Пошел на Невский, купил брошку. Пошлю с письмом в день отъезда, чтобы не было длинной истории. – За брошку заплатил 335 рублей. Жаль, что недостало денег на ту, другую, которая действительно красива. – У меня остается 83 рубля. Вероятно, достанет до получения жалованья. В дороге расходы только до Москвы; дальше, в экипаже Илатонцева; и нельзя же будет удивлять благородством, считаться прогонами. А в деревне какие расходы?

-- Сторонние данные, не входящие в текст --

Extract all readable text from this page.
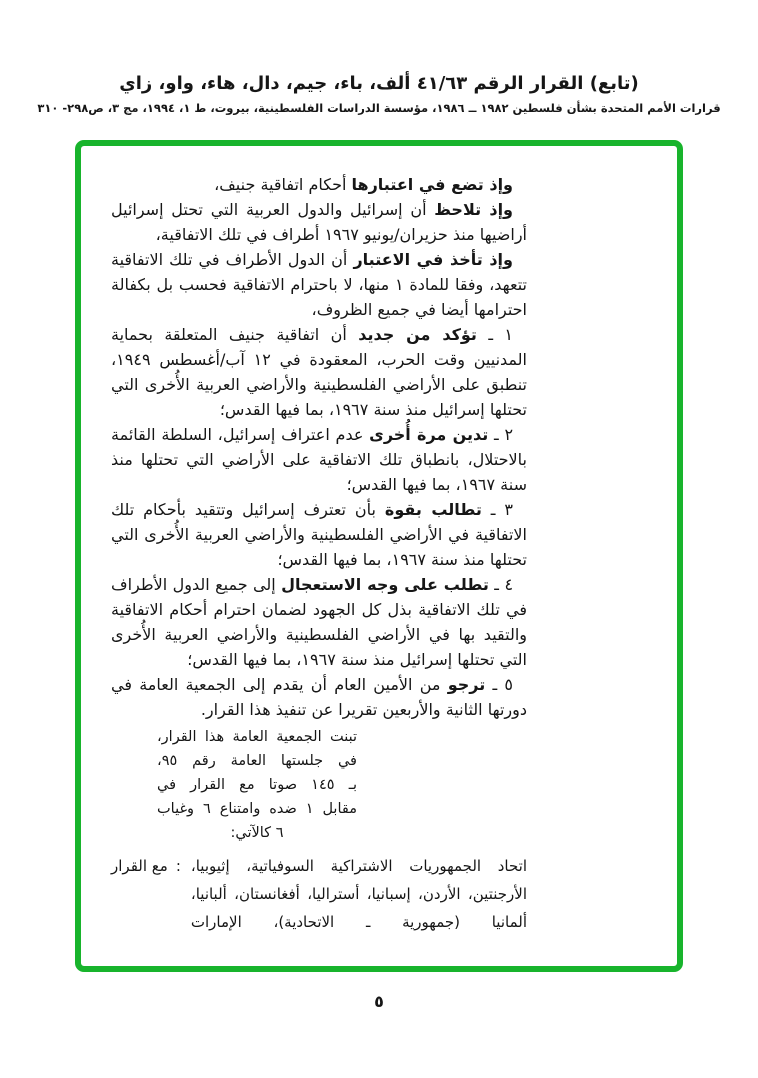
(تابع) القرار الرقم ٤١/٦٣ ألف، باء، جيم، دال، هاء، واو، زاي
قرارات الأمم المتحدة بشأن فلسطين ١٩٨٢ ــ ١٩٨٦، مؤسسة الدراسات الفلسطينية، بيروت، ط ١، ١٩٩٤، مج ٣، ص٢٩٨- ٣١٠

وإذ تضع في اعتبارها أحكام اتفاقية جنيف،

وإذ تلاحظ أن إسرائيل والدول العربية التي تحتل إسرائيل أراضيها منذ حزيران/يونيو ١٩٦٧ أطراف في تلك الاتفاقية،

وإذ تأخذ في الاعتبار أن الدول الأطراف في تلك الاتفاقية تتعهد، وفقا للمادة ١ منها، لا باحترام الاتفاقية فحسب بل بكفالة احترامها أيضا في جميع الظروف،

١ ـ تؤكد من جديد أن اتفاقية جنيف المتعلقة بحماية المدنيين وقت الحرب، المعقودة في ١٢ آب/أغسطس ١٩٤٩، تنطبق على الأراضي الفلسطينية والأراضي العربية الأُخرى التي تحتلها إسرائيل منذ سنة ١٩٦٧، بما فيها القدس؛

٢ ـ تدين مرة أُخرى عدم اعتراف إسرائيل، السلطة القائمة بالاحتلال، بانطباق تلك الاتفاقية على الأراضي التي تحتلها منذ سنة ١٩٦٧، بما فيها القدس؛

٣ ـ تطالب بقوة بأن تعترف إسرائيل وتتقيد بأحكام تلك الاتفاقية في الأراضي الفلسطينية والأراضي العربية الأُخرى التي تحتلها منذ سنة ١٩٦٧، بما فيها القدس؛

٤ ـ تطلب على وجه الاستعجال إلى جميع الدول الأطراف في تلك الاتفاقية بذل كل الجهود لضمان احترام أحكام الاتفاقية والتقيد بها في الأراضي الفلسطينية والأراضي العربية الأُخرى التي تحتلها إسرائيل منذ سنة ١٩٦٧، بما فيها القدس؛

٥ ـ ترجو من الأمين العام أن يقدم إلى الجمعية العامة في دورتها الثانية والأربعين تقريرا عن تنفيذ هذا القرار.

تبنت الجمعية العامة هذا القرار،
في جلستها العامة رقم ٩٥،
بـ ١٤٥ صوتا مع القرار في
مقابل ١ ضده وامتناع ٦ وغياب
٦ كالآتي:
مع القرار : اتحاد الجمهوريات الاشتراكية السوفياتية، إثيوبيا، الأرجنتين، الأردن، إسبانيا، أستراليا، أفغانستان، ألبانيا، ألمانيا (جمهورية ـ الاتحادية)، الإمارات
٥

Надобно не забыть условиться с ним о жалованье, чтобы после не вышло тоже борьбы благородства.
24. Ничего особенного. – Написал Ликаонскому, куда должен адресовать мне.
25. То же, ровно ничего,
26. Илатонцев получил письмо от дочери: они с тетушкою едут в деревню из Вены, Дунаем, Черным морем. По его расчету, должны были вчера быть уже в Одессе. Мы едем завтра. Быть может, найдем их уже в деревне.
27. Письмо к Анюте вышло хорошо: не холодное и, однако же, спокойное. И то хорошо, что не очень длинно: остается время проститься с Волгиным, он в городе.
28. Москва. Стоит на прежнем месте. Если бы встал Котошихин и взглянул, сказал бы: «Не стало в тебе лучше родимая!» – Впрочем, и о Петербурге надобно сказать: все в городе так же просвещенно и гуманно, как при Петре
29. Едем. Едим и пьем. Говорим и спим. Впрочем, «говорим» относится только к нам с Илатонцевым и Юринькою. Федор Данилыч только глядит. Глядит и глядит. Что любопытного в Илатонцеве? Что любопытного во мне? – Но глядит и глядит. Клянусь моею гражданскою доблестью, о которой и при прощанье не забыл Волгин отозваться с похвалою, возьму вилку и выткну глаза этому скромному и почтенному молодому человеку. Давно я удивлялся охоте Илатонцева держать идиота секретарем. Но это даже и не идиот, это восковая кукла, модель идиота.